Ranitas mortíferas, peces eléctricos y hormigas feroces

Cabeza de hormiga legionaria o marabunta Getty Images
Dos ranitas dardo (Oophaga pumilio) en las selvas de Costa Rica. Getty Images

Vestidas para matar

En la naturaleza existe una regla de oro no escrita: si un animal tiene colores llamativos, no lo toques ni te lo comas; probablemente será venenoso. En biología, esta forma de avisar de que eres malo se conoce como aposemasis y significa que si besas esa ranita de colores, tú te morirás y ella no se convertirá en un príncipe. A las ranas de la familia dendrobátidos su arrebatador cromatismo no les sirve de camuflaje, sino como señal de aviso. A estos diminutos y peligrosos anfibios arborícolas se los conoce como ranas dardo o ranas punta de flecha, porque por allí las utilizan para emponzoñar los proyectiles de las cerbatanas frotándolos contra su piel, que segrega una mortífera neurotoxina.

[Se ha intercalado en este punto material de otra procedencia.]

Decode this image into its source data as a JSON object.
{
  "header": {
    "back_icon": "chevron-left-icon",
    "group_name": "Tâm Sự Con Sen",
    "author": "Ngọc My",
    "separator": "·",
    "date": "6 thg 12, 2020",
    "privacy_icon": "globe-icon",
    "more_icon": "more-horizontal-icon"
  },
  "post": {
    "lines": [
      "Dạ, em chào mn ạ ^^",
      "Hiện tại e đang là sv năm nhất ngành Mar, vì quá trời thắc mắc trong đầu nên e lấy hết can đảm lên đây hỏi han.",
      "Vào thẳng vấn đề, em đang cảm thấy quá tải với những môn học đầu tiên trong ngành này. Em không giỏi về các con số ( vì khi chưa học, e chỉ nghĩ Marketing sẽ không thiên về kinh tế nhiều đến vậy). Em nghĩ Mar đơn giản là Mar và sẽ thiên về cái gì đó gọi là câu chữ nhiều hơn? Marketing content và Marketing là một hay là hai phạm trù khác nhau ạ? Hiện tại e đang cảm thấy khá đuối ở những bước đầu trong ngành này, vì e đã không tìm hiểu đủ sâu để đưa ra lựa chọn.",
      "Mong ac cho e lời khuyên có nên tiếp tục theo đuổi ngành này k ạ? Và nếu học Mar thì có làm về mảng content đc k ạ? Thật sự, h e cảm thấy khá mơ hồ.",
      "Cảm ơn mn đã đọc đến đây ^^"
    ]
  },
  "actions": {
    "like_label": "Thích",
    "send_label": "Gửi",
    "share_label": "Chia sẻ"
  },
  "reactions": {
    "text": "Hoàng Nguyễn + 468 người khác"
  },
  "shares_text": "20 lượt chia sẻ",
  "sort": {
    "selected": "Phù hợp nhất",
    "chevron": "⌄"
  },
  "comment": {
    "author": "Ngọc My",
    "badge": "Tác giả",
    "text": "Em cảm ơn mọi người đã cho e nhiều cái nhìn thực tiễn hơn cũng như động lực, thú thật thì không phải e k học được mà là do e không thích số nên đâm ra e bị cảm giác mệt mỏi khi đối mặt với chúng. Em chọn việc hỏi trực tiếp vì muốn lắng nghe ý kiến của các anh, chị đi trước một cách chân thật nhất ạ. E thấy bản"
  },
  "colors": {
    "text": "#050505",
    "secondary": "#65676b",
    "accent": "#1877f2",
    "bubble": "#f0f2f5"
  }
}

La rana dardo dorada (Phyllobates terribilis) es el vertebrado más venenoso que existe. Getty Images

Su variedad de colores y diseños es alucinante: la ranita de sangre (Dendrobates pumilio) es roja con las patas negras; el traje del sapito minero (Dendrobates leucomelas), amarillo y negro; la preciosa rana flecha azul (Dendrobates azureus) lleva un vestido azul con topos negros; la rana arlequín (Dendrobates histrionicus) parece un personaje de la Commedia dell'Arte... Todas ellas son muy ponzoñosas, pero la oveja negra, aunque de color amarillo, de esta familia batracia es la rana dardo dorada (Phyllobates terribilis). Descubierta hace algunos años en las selvas de Colombia, está considerada el vertebrado más venenoso que existe. Una cienmilésima de gramo de su veneno es una dosis letal para un hombre adulto; la de un solo ejemplar puede matar a 10 hombres o 20.000 ratones. Puede absorberse a través de la piel, por lo que el roce con una de estas diminutas ranitas puede ser letal. Míralo por el lado bueno: a partir de esta sustancia, empleada por los indios Emberá de Colombia para envenenar sus armas de caza, se investiga la síntesis de un fármaco contra el dolor que sería 200 veces más potente que la morfina, aunque en teoría sin sus efectos secundarios.

Rugidos de marabunta

“Solo el que ha podido contemplarlas en acción sabe que el más poderoso e implacable cazador de los trópicos americanos es un ser ciego y diminuto, que se mueve entre la hojarasca en hordas compuestas por cientos de miles de individuos, sembrando a su paso el terror y la muerte. Un ser que no tiene morada fija, que vivaquea cada noche en un lugar distinto y que solo se detiene el tiempo justo para realizar la puesta y para que nazcan sus hijos”. La cita, de Félix Rodríguez de la Fuente, se refiere a las hormigas legionarias, las temibles marabuntas de la película protagonizada por Charlton Heston y Eleanor Parker Cuando ruge la marabunta (The naked jungle, 1954), capaces de dejar en los huesos a un hombre o un caballo.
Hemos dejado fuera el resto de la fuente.